Sakeneh Zraika, Ph.D.
Research Associate Professor
Metabolism, Endocrinology, & Nutrition
Impact of Neprilysin on Islet Function (R01)
The proposed studies will examine whether the peptidase, neprilysin (NEP), modulates glucose-stimulated insulin secretion (GSIS) by degrading the insulinotropic peptide, glucagon-like peptide-1 (GLP-1). Findings may have significant implications for development of therapeutics to treat pancreatic ß-cell dysfunction in diabetes.
NEP is a widely expressed plasma membrane peptidase that we have shown is increased in pancreatic islets under conditions associated with type 2 diabetes. This increased NEP activity in islets is associated with impaired GSIS, while NEP deficiency protects against fat-induced impairments in GSIS both in vitro and in vivo. Since NEP is capable of degrading and inactivating the insulinotropic peptide GLP-1, we will test the hypothesis that increased NEP activity limits the beneficial effects of GLP-1 on insulin secretion and glucose homeostasis.

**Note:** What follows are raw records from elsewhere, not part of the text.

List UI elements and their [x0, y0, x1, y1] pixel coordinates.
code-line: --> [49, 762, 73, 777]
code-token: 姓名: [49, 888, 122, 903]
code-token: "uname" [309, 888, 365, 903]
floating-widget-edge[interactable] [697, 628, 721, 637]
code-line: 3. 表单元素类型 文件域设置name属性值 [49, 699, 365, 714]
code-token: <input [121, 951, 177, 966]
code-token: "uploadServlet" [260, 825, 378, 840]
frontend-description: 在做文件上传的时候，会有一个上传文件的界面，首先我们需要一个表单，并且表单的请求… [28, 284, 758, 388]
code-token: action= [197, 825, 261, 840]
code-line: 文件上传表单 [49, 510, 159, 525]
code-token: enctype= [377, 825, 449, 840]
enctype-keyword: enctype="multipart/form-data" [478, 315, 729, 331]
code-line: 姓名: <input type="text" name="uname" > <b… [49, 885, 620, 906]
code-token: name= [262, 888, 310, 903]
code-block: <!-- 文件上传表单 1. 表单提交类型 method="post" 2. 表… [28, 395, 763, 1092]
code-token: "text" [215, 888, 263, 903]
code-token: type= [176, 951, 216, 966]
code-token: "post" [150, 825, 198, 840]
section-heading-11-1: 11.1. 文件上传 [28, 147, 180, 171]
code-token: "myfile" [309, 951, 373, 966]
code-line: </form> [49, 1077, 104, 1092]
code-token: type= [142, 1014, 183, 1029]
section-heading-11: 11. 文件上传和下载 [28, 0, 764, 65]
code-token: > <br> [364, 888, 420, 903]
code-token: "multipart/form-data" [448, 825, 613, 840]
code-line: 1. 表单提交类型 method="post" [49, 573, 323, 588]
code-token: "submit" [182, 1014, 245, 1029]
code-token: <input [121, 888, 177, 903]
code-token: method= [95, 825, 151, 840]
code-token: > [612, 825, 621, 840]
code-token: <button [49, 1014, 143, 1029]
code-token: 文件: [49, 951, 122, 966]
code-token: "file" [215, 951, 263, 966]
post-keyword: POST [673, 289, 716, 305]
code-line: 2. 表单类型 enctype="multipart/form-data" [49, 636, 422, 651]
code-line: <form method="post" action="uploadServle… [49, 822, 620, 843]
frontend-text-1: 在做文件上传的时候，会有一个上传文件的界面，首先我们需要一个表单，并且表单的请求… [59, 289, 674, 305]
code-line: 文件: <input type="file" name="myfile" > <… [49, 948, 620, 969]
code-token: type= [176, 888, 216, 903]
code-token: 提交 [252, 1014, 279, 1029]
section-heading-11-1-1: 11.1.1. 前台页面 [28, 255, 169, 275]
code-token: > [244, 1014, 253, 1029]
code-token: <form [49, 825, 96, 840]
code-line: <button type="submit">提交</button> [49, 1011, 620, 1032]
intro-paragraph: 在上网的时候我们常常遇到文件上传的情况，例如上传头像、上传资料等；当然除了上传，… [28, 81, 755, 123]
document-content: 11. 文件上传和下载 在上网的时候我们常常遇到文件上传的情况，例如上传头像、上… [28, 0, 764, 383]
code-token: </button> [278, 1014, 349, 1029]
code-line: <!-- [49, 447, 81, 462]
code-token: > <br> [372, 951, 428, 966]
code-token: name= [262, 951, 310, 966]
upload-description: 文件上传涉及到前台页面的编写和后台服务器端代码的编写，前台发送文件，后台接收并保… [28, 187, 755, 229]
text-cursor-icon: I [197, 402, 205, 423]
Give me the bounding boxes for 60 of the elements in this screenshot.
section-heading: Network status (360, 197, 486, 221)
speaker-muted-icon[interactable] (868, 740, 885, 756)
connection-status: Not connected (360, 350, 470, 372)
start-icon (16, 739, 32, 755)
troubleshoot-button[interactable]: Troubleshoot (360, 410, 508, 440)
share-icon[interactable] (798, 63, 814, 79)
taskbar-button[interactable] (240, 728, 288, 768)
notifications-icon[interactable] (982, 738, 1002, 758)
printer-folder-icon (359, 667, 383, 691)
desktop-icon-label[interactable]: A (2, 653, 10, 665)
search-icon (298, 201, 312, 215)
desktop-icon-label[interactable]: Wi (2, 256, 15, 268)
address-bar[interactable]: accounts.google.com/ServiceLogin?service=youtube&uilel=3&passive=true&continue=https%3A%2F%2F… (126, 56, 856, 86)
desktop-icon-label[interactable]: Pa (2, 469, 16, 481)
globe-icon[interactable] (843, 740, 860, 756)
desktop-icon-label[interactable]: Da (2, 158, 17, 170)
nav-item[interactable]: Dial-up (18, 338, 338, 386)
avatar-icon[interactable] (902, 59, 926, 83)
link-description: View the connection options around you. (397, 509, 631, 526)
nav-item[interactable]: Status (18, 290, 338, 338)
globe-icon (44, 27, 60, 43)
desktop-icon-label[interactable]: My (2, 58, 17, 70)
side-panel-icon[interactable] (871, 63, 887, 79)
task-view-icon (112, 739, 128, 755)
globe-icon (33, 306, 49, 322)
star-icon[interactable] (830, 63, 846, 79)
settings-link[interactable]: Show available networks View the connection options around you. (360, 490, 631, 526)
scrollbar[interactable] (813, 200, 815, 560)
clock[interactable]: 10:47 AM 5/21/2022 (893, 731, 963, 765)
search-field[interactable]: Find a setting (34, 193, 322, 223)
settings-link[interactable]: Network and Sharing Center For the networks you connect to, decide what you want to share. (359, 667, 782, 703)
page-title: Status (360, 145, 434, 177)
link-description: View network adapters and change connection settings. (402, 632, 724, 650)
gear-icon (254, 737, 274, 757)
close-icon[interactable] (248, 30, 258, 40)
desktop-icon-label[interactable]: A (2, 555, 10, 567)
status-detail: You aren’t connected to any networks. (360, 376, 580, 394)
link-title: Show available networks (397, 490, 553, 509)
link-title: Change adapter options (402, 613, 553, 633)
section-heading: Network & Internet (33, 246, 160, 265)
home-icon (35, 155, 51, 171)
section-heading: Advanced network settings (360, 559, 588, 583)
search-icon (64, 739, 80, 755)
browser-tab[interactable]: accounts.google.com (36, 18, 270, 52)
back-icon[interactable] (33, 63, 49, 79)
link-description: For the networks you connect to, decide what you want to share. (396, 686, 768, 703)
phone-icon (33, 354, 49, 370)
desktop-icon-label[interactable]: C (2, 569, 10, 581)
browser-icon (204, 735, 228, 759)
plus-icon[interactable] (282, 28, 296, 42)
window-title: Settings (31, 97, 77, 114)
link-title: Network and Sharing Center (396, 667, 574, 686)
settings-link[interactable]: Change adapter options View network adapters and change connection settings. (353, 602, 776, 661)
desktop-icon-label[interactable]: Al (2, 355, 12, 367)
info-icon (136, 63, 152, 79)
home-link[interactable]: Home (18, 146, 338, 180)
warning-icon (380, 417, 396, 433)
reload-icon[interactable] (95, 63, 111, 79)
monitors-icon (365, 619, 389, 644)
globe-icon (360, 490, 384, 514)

To date, we have preliminary data to demonstrate that under conditions of increased dietary fat, NEP ablation in mice enhances active GLP-1 levels thereby contributing to increased GSIS and improved glucose tolerance. Our goal is to examine the contribution of NEP that is expressed not only in the islet but also in the gut, given that the major source of GLP-1 is the intestine. Studies will involve pharmacological and genetic approaches to inhibit NEP activity in cell culture (in vitro) and whole body (in vivo) models.
Like NEP, dipeptidyl peptidase-4 (DPP-4) also inactivates GLP-1. DPP-4 inhibitors are used clinically in order to prolong the half-life of GLP-1 and thereby improve GSIS in type 2 diabetes. Patients with type 2 diabetes exhibit additive glycemic improvement when DPP-4 inhibition is combined with other therapies, such as metformin. Thus, DPP-4 inhibition alone is frequently insufficient to achieve maximal glycemic control. We will examine whether combining NEP and DPP-4 inhibition under conditions relevant to type 2 diabetes, is beneficial for ß-cell function.
Together, our proposed studies will determine whether islet and/or intestinal NEP inhibition, with or without concurrent DPP-4 inhibition, increases levels of endogenous GLP-1 and thereby enhances GSIS. Our findings have implications for development of therapies to improve ß-cell function in diabetes; specifically, a dual NEP and DPP-4 inhibitor could be more beneficial than a DPP-4 inhibitor alone in augmenting the insulinotropic action of GLP-1.